Agora é que são elas. Por que falar de cristianismo é brega, e falar de candomblé é chique? Ambos não fazem, cada qual à sua maneira, proselitismo religioso? Roberto Carlos cantando Jesus Cristo é melhor ou pior que Clara Nunes cantando um ponto de umbanda? Por que raios (olha eu invocando os deuses...) a filosofia de Rousseau – filósofo do século XVIII que considerava o homem primitivo mais “puro” – contamina até hoje a nossa avaliação musical?

Acabo de ouvir um CD de talentosos músicos de São Paulo. Gente fina, culta, músicos maravilhosos. Elogiei muito o disco MetáMetá, ano passado. Lançaram agora, depois de brilhantes apresentações individuais e outros projetos estéticos, o Metal Metal. Está disponível para download aqui (http://kikodinucci.com.br/). Ao vivo deve ser inebriante, magnético, arrebatador. Algo a ver com o transe místico das tribos primitivas.

Ouvindo aqui em casa, em silêncio, me provocou esta reflexão. Confesso que me encheu o saco o culto às entidades do candomblé, mesmo moldadas por um instrumental instigante. Por que diabos (olha eu citando deuses malditos...) isso me soa como um gospel com maquiagem afro? As sociedades primitivas africanas estão entre as mais machistas do planeta, promovem a circuncisão feminina, guerreiam e se matam como qualquer europeu ou asiático, apesar de terem armas menos eficientes. Interesso-me pela música deles, não pelos seus valores religiosos!

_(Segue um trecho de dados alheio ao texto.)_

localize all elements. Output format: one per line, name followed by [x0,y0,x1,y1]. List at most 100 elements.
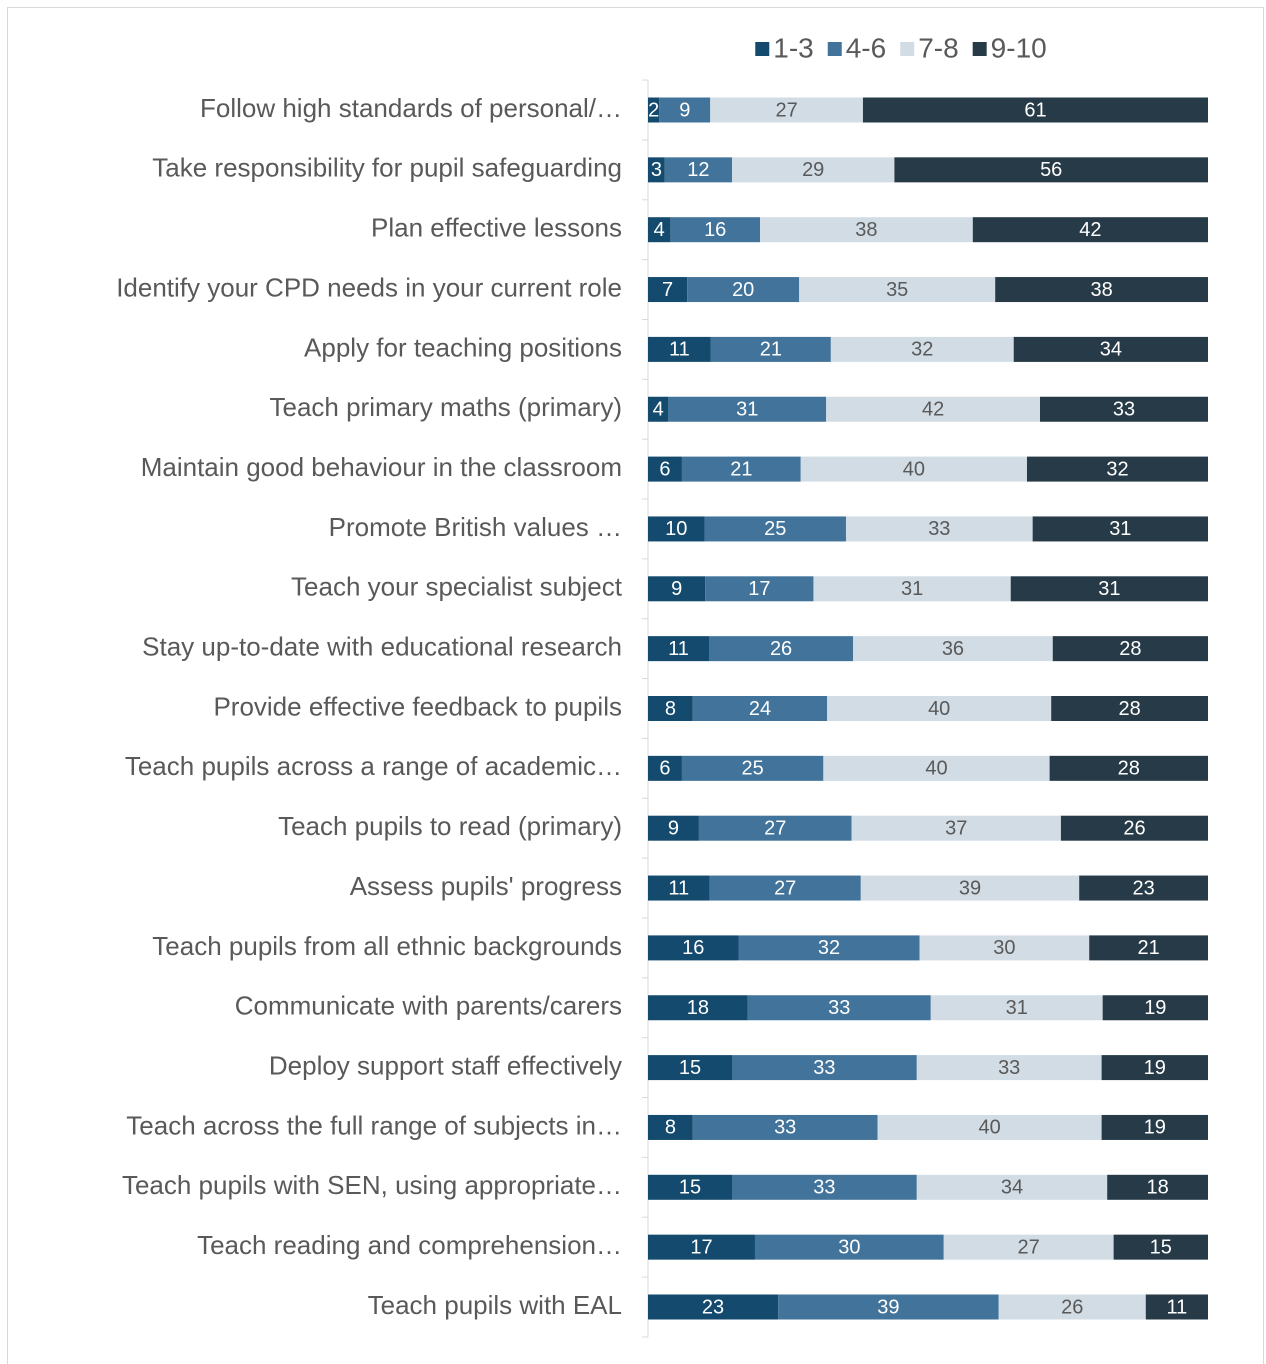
y-tick-label: Teach pupils from all ethnic backgrounds [152,931,622,961]
bar-segment [894,157,1208,183]
data-label: 2 [648,99,659,121]
y-tick-label: Promote British values … [329,512,622,542]
data-label: 8 [665,1117,676,1139]
data-label: 31 [736,399,758,421]
bar-segment [705,576,814,602]
bar-segment [710,97,863,123]
data-label: 9 [671,578,682,600]
bar-segment [1040,396,1208,422]
y-tick-label: Teach pupils to read (primary) [278,811,622,841]
data-label: 16 [682,937,704,959]
data-label: 39 [959,877,981,899]
data-label: 36 [942,638,964,660]
bar-segment [648,576,706,602]
bar-segment [1107,1174,1208,1200]
bar-segment [648,636,709,662]
bar-segment [648,97,660,123]
bar-segment [916,1174,1108,1200]
data-label: 34 [1001,1177,1023,1199]
data-label: 18 [1146,1177,1168,1199]
y-tick-label: Teach pupils with SEN, using appropriate… [122,1170,622,1200]
y-tick-label: Teach pupils with EAL [368,1290,622,1320]
bar-segment [732,1055,917,1081]
y-tick-label: Follow high standards of personal/… [200,93,622,123]
y-tick-label: Teach your specialist subject [291,572,623,602]
data-label: 15 [679,1057,701,1079]
bar-segment [648,696,693,721]
data-label: 27 [1018,1236,1040,1258]
bar-segment [845,516,1033,542]
data-label: 24 [749,698,771,720]
y-tick-label: Maintain good behaviour in the classroom [141,452,622,482]
data-label: 19 [1144,1057,1166,1079]
bar-segment [1032,516,1208,542]
data-label: 42 [922,399,944,421]
bar-segment [1013,336,1208,362]
bar-segment [1079,875,1208,901]
data-label: 17 [690,1236,712,1258]
bar-segment [664,157,732,183]
data-label: 29 [802,159,824,181]
bar-segment [943,1234,1114,1260]
data-label: 15 [679,1177,701,1199]
bar-segment [826,396,1040,422]
data-label: 27 [774,877,796,899]
bar-segment [862,97,1208,123]
bar-segment [930,995,1103,1021]
bar-segment [1089,935,1208,961]
y-tick-label: Teach primary maths (primary) [269,392,622,422]
data-label: 30 [838,1236,860,1258]
bar-segment [830,336,1014,362]
bar-segment [1026,456,1208,482]
bar-segment [851,815,1061,841]
bar-segment [1051,696,1208,721]
data-label: 25 [764,518,786,540]
bar-segment [681,456,801,482]
legend-swatch [900,42,915,56]
bar-segment [998,1294,1146,1320]
bar-segment [698,815,852,841]
data-label: 31 [1109,518,1131,540]
legend-swatch [827,42,842,56]
bar-segment [687,277,800,303]
legend-label: 1-3 [773,32,813,63]
bar-segment [648,1174,732,1200]
bar-segment [1010,576,1208,602]
data-label: 26 [1061,1296,1083,1318]
data-label: 33 [813,1177,835,1199]
y-tick-label: Teach across the full range of subjects … [126,1110,622,1140]
data-label: 38 [855,219,877,241]
data-label: 28 [1118,758,1140,780]
y-tick-label: Assess pupils' progress [350,871,622,901]
data-label: 15 [1150,1236,1172,1258]
bar-segment [827,696,1052,721]
bar-segment [648,755,682,781]
data-label: 16 [704,219,726,241]
data-label: 42 [1079,219,1101,241]
data-label: 4 [654,219,665,241]
data-label: 33 [828,997,850,1019]
data-label: 11 [668,877,689,899]
data-label: 61 [1024,99,1046,121]
data-label: 26 [770,638,792,660]
data-label: 38 [1090,279,1112,301]
y-tick-label: Take responsibility for pupil safeguardi… [152,153,622,183]
data-label: 9 [668,817,679,839]
data-label: 23 [1132,877,1154,899]
y-tick-label: Teach reading and comprehension… [197,1230,622,1260]
bar-segment [877,1114,1102,1140]
bar-segment [648,217,671,243]
bar-segment [1101,1055,1208,1081]
bar-segment [799,277,996,303]
data-label: 32 [911,339,933,361]
bar-segment [754,1234,944,1260]
data-label: 19 [1144,1117,1166,1139]
bar-segment [823,755,1050,781]
bar-segment [648,1114,693,1140]
bar-segment [692,1114,878,1140]
data-label: 31 [901,578,923,600]
y-tick-label: Stay up-to-date with educational researc… [142,632,622,662]
bar-segment [919,935,1090,961]
bar-segment [916,1055,1102,1081]
data-label: 33 [998,1057,1020,1079]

É muito rico fazer música popular alimentada pela rica polirritmia africana, fundamental na formação da MPB, exaltando a sensualidade, a beleza, o sorriso, a dor, a perda, o desejo, todos os sentimentos humanos. O samba fez isso, muitas vezes. Mas quando isso começa a virar religião, o risco do botequim virar igreja (ou terreiro) é sério. Deus me livre!